Por Mercedes Campiglia

Lo primero fue la fuente. Como su médico es un hombre sabio y paciente, lo siguiente fue irnos todos a dormir. Yo me acosté atenta, esperando que mi celular sonara en cualquier momento. Justo antes del amanecer me despertó el aviso de que hacía un par de horas las contracciones se habían puesto intensas. Salí rumbo a su casa, como habíamos acordado, viendo romper el alba a través de un parabrisas escarchado.

Él me abrió la puerta... habían pasado tres años ya desde el nacimiento de su primer hijo; un largo viaje que también recorrimos juntos. Me dio la bienvenida a la casa un perrito alegre que parecía conocerme desde siempre y la mamá de ella, encargada de cuidar al pequeño nieto que jugaba a pasar por el puente que creaba su madre cuando buscaba apoyo en la cómoda durante cada una de las contracciones.

Había música suave y esencias en el ambiente... él, amorosamente, contenía y acariciaba el cuerpo de ella, que estaba para entonces entregado a la tarea de abrirse. Escuchamos el hermoso sonido del corazón del bebé dentro del vientre, contamos unas cuantas contracciones y mandamos reporte a su médico. Esperamos un rato antes de salir rumbo al hospital que estaba realmente cerca.

Todo avanzaba de forma orgánica y perfecta. Era claro que el proceso avanzaba; lo decían las sensaciones de ella y los sonidos y movimientos con los que las expresaba. Al llegar, tras revisarla, su médico le dijo con una sonrisa en los labios y otra en los ojos que todo estaba perfecto; que el cuello de su útero había adelgazado y la cabeza de su bebé estaba bien apoyada en él para ayudarle a abrirse, lo que hacía suponer que avanzaría rápidamente: "Tienes cuatro centímetros de dilatación", dijo para completar la frase.

A pesar de que las noticias eran excelentes y el pequeño corazocito latía con ritmo y fuerza dentro del vientre, la noticia cayó sobre su espalda como una cubetada de agua helada. ¿Cuatro centímetros? ¿Cuánto faltaría entonces? ¿Cómo iba a resistirlo? Se revelaba a seguir sintiendo esta intensidad por el tiempo que el conteo de su calculadora mental le indicaba que quedaba por delante.

Llené la tina a toda prisa porque sé bien que el agua caliente es una pausa, es un paréntesis; da al cuerpo y a la mete un respiro para reacomodarse... y le susurré al oído: "Tu cabeza te está jugando en contra, no la escuches. Escucha a tu cuerpo que te dice que avanzamos; los centímetros de dilatación no son relevantes."

Dudó al inicio de mi palabra y de sus capacidades pero, aun así, decidió sumergirse en la tibieza del abrazo del agua y de las manos de su compañero entregadas a consolar su cuerpo adolorido. Poco tardó en llegarle la imperiosa e impostergable sensación de pujo que le confirmó que estaba realmente cerca. El pujo llega al parto como una bocanada de aire fresco que irrumpe en una atmósfera bochornosa. Su arribo tiene una materialidad palpable que impregna el ambiente de gratitud y alivio. Marca la recta final desde la que puede verse el fin del camino, anticipando que se logrará llegar a la meta.

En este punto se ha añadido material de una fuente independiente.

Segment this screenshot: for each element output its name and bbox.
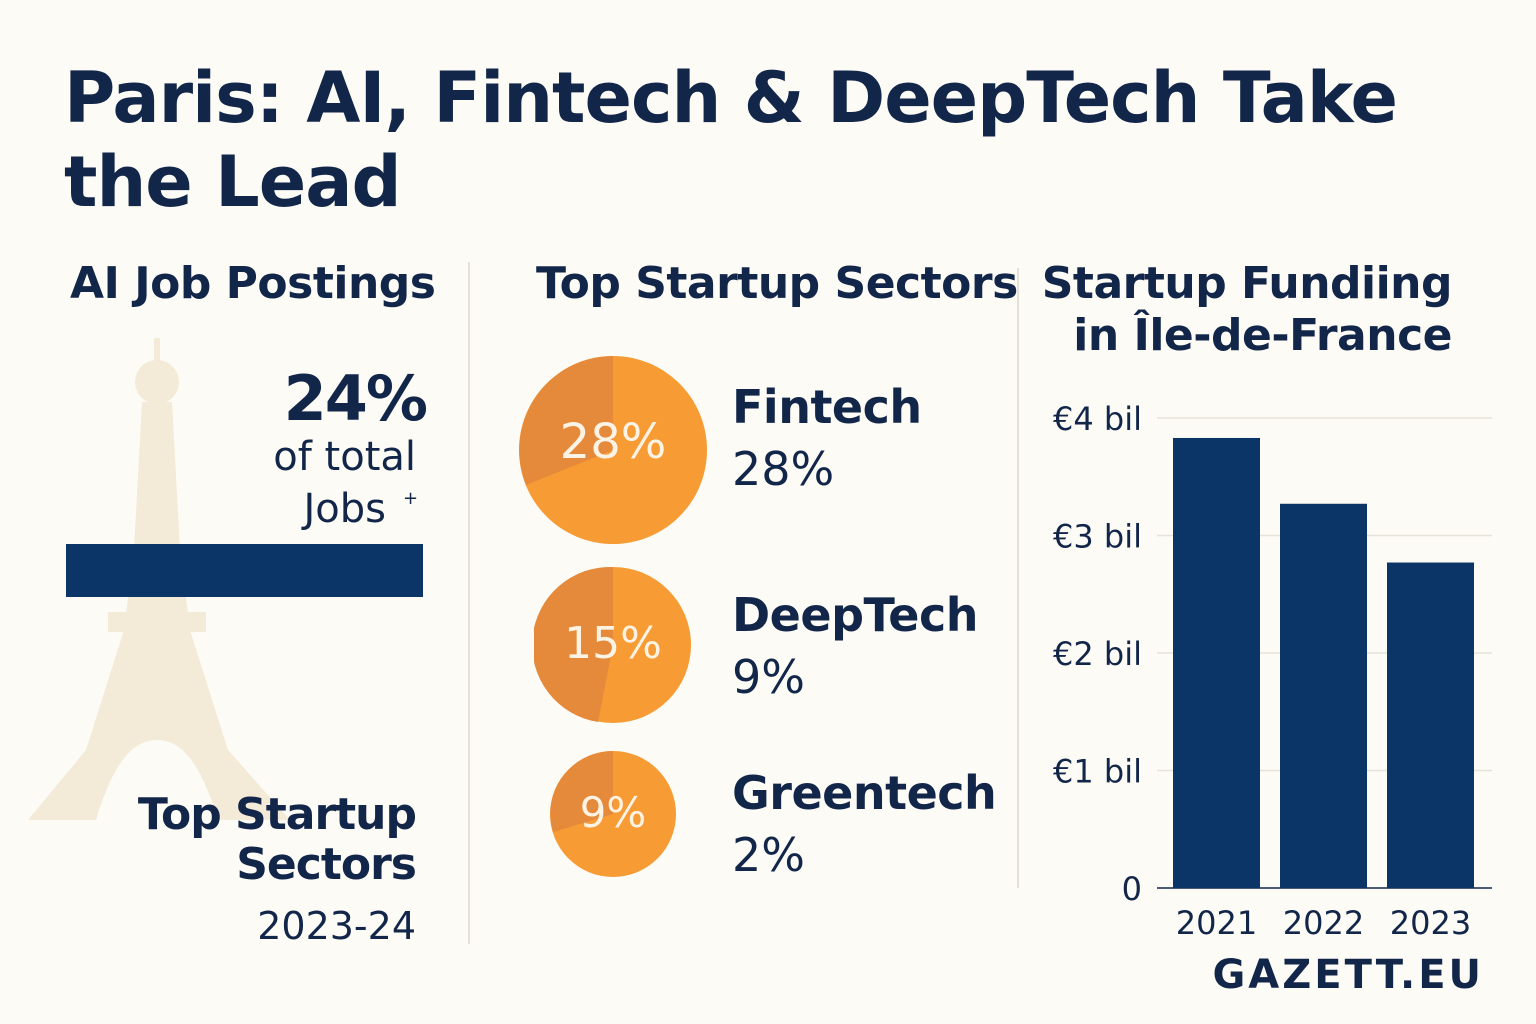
brand-logo: GAZETT.EU xyxy=(1212,952,1484,998)
ai-jobs-stat-caption-1: of total xyxy=(273,434,416,480)
left-footer-title-line2: Sectors xyxy=(138,840,416,890)
sector-name-deeptech: DeepTech xyxy=(732,588,978,642)
ai-jobs-bar xyxy=(66,544,423,597)
right-panel-heading-line1: Startup Fundiing xyxy=(1042,258,1452,310)
funding-bar-chart: 0 €1 bil €2 bil €3 bil €4 bil 2021 2022 2023 xyxy=(1030,390,1510,950)
left-footer-title: Top Startup Sectors xyxy=(138,790,416,890)
funding-x-tick-label: 2023 xyxy=(1390,904,1471,942)
funding-bar-2021 xyxy=(1173,438,1260,888)
left-panel-heading: AI Job Postings xyxy=(70,258,435,310)
sector-pie-label-deeptech: 15% xyxy=(534,618,692,669)
funding-x-tick-label: 2021 xyxy=(1176,904,1257,942)
funding-bar-2023 xyxy=(1387,563,1474,888)
right-panel-heading: Startup Fundiing in Île-de-France xyxy=(1042,258,1452,362)
right-panel-heading-line2: in Île-de-France xyxy=(1042,310,1452,362)
funding-y-tick-label: €3 bil xyxy=(1053,518,1142,556)
sector-value-deeptech: 9% xyxy=(732,650,805,704)
sector-value-fintech: 28% xyxy=(732,442,834,496)
sector-value-greentech: 2% xyxy=(732,828,805,882)
left-footer-period: 2023-24 xyxy=(257,904,416,948)
left-footer-title-line1: Top Startup xyxy=(138,790,416,840)
funding-bar-2022 xyxy=(1280,504,1367,888)
sector-pie-label-fintech: 28% xyxy=(518,414,708,470)
funding-y-tick-label: €4 bil xyxy=(1053,400,1142,438)
ai-jobs-stat-caption-2: Jobs xyxy=(304,486,387,532)
column-divider-left xyxy=(468,262,470,944)
funding-y-tick-label: €1 bil xyxy=(1053,753,1142,791)
sector-name-greentech: Greentech xyxy=(732,766,996,820)
funding-y-tick-label: €2 bil xyxy=(1053,635,1142,673)
sector-pie-label-greentech: 9% xyxy=(549,788,677,837)
middle-panel-heading: Top Startup Sectors xyxy=(536,258,1018,310)
funding-y-tick-label: 0 xyxy=(1122,870,1142,908)
ai-jobs-stat-value: 24% xyxy=(284,362,426,435)
column-divider-right xyxy=(1017,268,1019,888)
page-title: Paris: AI, Fintech & DeepTech Take the L… xyxy=(64,56,1464,224)
ai-jobs-stat-mark: + xyxy=(403,488,418,509)
funding-x-tick-label: 2022 xyxy=(1283,904,1364,942)
sector-name-fintech: Fintech xyxy=(732,380,922,434)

Salimos del agua, porque su capacidad terapéutica y benéfica para el nacimiento no parece ser suficiente para que las autoridades sanitarias reconozcan su valía y permitan su uso... desatendiendo las preferencias y convicciones de las mujeres y los profesionales que las asisten.

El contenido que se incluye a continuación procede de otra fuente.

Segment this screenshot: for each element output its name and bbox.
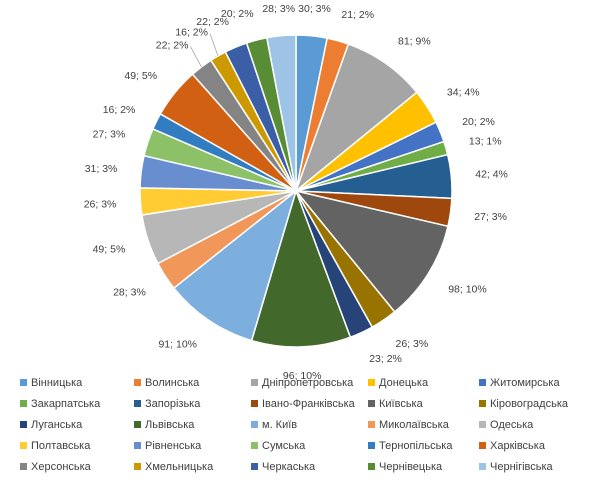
legend-swatch-2 bbox=[134, 379, 141, 386]
slice-25 bbox=[265, 34, 297, 192]
legend-swatch-19 bbox=[368, 442, 375, 449]
legend-label-4: Донецька bbox=[379, 377, 429, 389]
leader-line-22 bbox=[209, 33, 219, 57]
data-label-11: 23; 2% bbox=[369, 353, 402, 365]
legend-swatch-7 bbox=[134, 400, 141, 407]
legend-label-18: Сумська bbox=[262, 440, 306, 452]
slice-12 bbox=[250, 188, 352, 348]
data-label-1: 30; 3% bbox=[298, 3, 331, 15]
legend-label-5: Житомирська bbox=[490, 377, 560, 389]
data-label-7: 42; 4% bbox=[475, 169, 508, 181]
legend-swatch-24 bbox=[368, 463, 375, 470]
legend-label-7: Запорізька bbox=[145, 398, 201, 410]
legend-label-17: Рівненська bbox=[145, 440, 202, 452]
legend-label-19: Тернопільська bbox=[379, 440, 453, 452]
legend-swatch-10 bbox=[479, 400, 486, 407]
legend-swatch-1 bbox=[20, 379, 27, 386]
legend-swatch-14 bbox=[368, 421, 375, 428]
data-label-13: 91; 10% bbox=[158, 339, 197, 351]
legend-label-2: Волинська bbox=[145, 377, 200, 389]
legend-swatch-21 bbox=[20, 463, 27, 470]
data-label-19: 16; 2% bbox=[103, 104, 136, 116]
legend-label-9: Київська bbox=[379, 398, 424, 410]
data-label-4: 34; 4% bbox=[447, 87, 480, 99]
data-label-16: 26; 3% bbox=[84, 198, 117, 210]
legend-swatch-8 bbox=[251, 400, 258, 407]
legend-label-25: Чернігівська bbox=[490, 461, 554, 473]
data-label-2: 21; 2% bbox=[341, 9, 374, 21]
legend-swatch-17 bbox=[134, 442, 141, 449]
data-label-23: 22; 2% bbox=[196, 16, 229, 28]
legend-swatch-15 bbox=[479, 421, 486, 428]
legend-swatch-16 bbox=[20, 442, 27, 449]
data-labels: 30; 3% 21; 2% 81; 9% 34; 4% 20; 2% 13; 1% 42; … bbox=[84, 3, 508, 382]
legend-swatch-3 bbox=[251, 379, 258, 386]
data-label-14: 28; 3% bbox=[113, 286, 146, 298]
legend-swatch-11 bbox=[20, 421, 27, 428]
legend-label-8: Івано-Франківська bbox=[262, 398, 356, 410]
legend-swatch-9 bbox=[368, 400, 375, 407]
legend-swatch-5 bbox=[479, 379, 486, 386]
legend-swatch-4 bbox=[368, 379, 375, 386]
slice-13 bbox=[172, 188, 298, 342]
data-label-20: 49; 5% bbox=[124, 70, 157, 82]
leader-line-21 bbox=[190, 46, 202, 68]
legend-swatch-22 bbox=[134, 463, 141, 470]
legend-label-21: Херсонська bbox=[31, 461, 92, 473]
data-label-25: 28; 3% bbox=[262, 3, 295, 15]
legend-label-14: Миколаївська bbox=[379, 419, 450, 431]
legend-label-16: Полтавська bbox=[31, 440, 91, 452]
data-label-9: 98; 10% bbox=[448, 283, 487, 295]
legend-swatch-12 bbox=[134, 421, 141, 428]
data-label-3: 81; 9% bbox=[398, 36, 431, 48]
legend-label-13: м. Київ bbox=[262, 419, 297, 431]
data-label-21: 22; 2% bbox=[156, 40, 189, 52]
legend-swatch-25 bbox=[479, 463, 486, 470]
legend-swatch-18 bbox=[251, 442, 258, 449]
legend-label-10: Кіровоградська bbox=[490, 398, 569, 410]
slice-3 bbox=[294, 43, 418, 194]
legend-swatch-20 bbox=[479, 442, 486, 449]
legend-label-6: Закарпатська bbox=[31, 398, 101, 410]
legend-swatch-13 bbox=[251, 421, 258, 428]
data-label-15: 49; 5% bbox=[93, 244, 126, 256]
legend-label-20: Харківська bbox=[490, 440, 546, 452]
legend-label-22: Хмельницька bbox=[145, 461, 214, 473]
legend-label-1: Вінницька bbox=[31, 377, 83, 389]
legend-label-23: Черкаська bbox=[262, 461, 316, 473]
data-label-18: 27; 3% bbox=[93, 128, 126, 140]
data-label-17: 31; 3% bbox=[85, 163, 118, 175]
pie-slices bbox=[139, 34, 453, 348]
legend-label-3: Дніпропетровська bbox=[262, 377, 354, 389]
legend-label-11: Луганська bbox=[31, 419, 83, 431]
legend-label-24: Чернівецька bbox=[379, 461, 443, 473]
data-label-24: 20; 2% bbox=[221, 8, 254, 20]
legend-label-15: Одеська bbox=[490, 419, 534, 431]
data-label-10: 26; 3% bbox=[396, 338, 429, 350]
data-label-8: 27; 3% bbox=[474, 211, 507, 223]
data-label-6: 13; 1% bbox=[469, 135, 502, 147]
data-label-22: 16; 2% bbox=[175, 27, 208, 39]
legend-swatch-6 bbox=[20, 400, 27, 407]
leader-lines bbox=[190, 33, 219, 68]
data-label-12: 96; 10% bbox=[283, 370, 322, 382]
legend: Вінницька Волинська Дніпропетровська Донець… bbox=[20, 377, 569, 473]
legend-swatch-23 bbox=[251, 463, 258, 470]
legend-label-12: Львівська bbox=[145, 419, 195, 431]
data-label-5: 20; 2% bbox=[462, 116, 495, 128]
slice-9 bbox=[294, 189, 449, 313]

Eligió acomodarse entonces en un banco de parto, sujetándose de un rebozo y resguardada por las amorosas manos de su marido que no se separaron de su cuerpo ni un instante. Pujó así a esta niña que llegó al mundo con los ojos completamente abiertos, determinada a encontrar, lo antes posible, el pecho del que habría de alimentarse.

Para parir es fundamental, como para todas las cosas importantes de esta vida, apagar la cabeza y encender el corazón.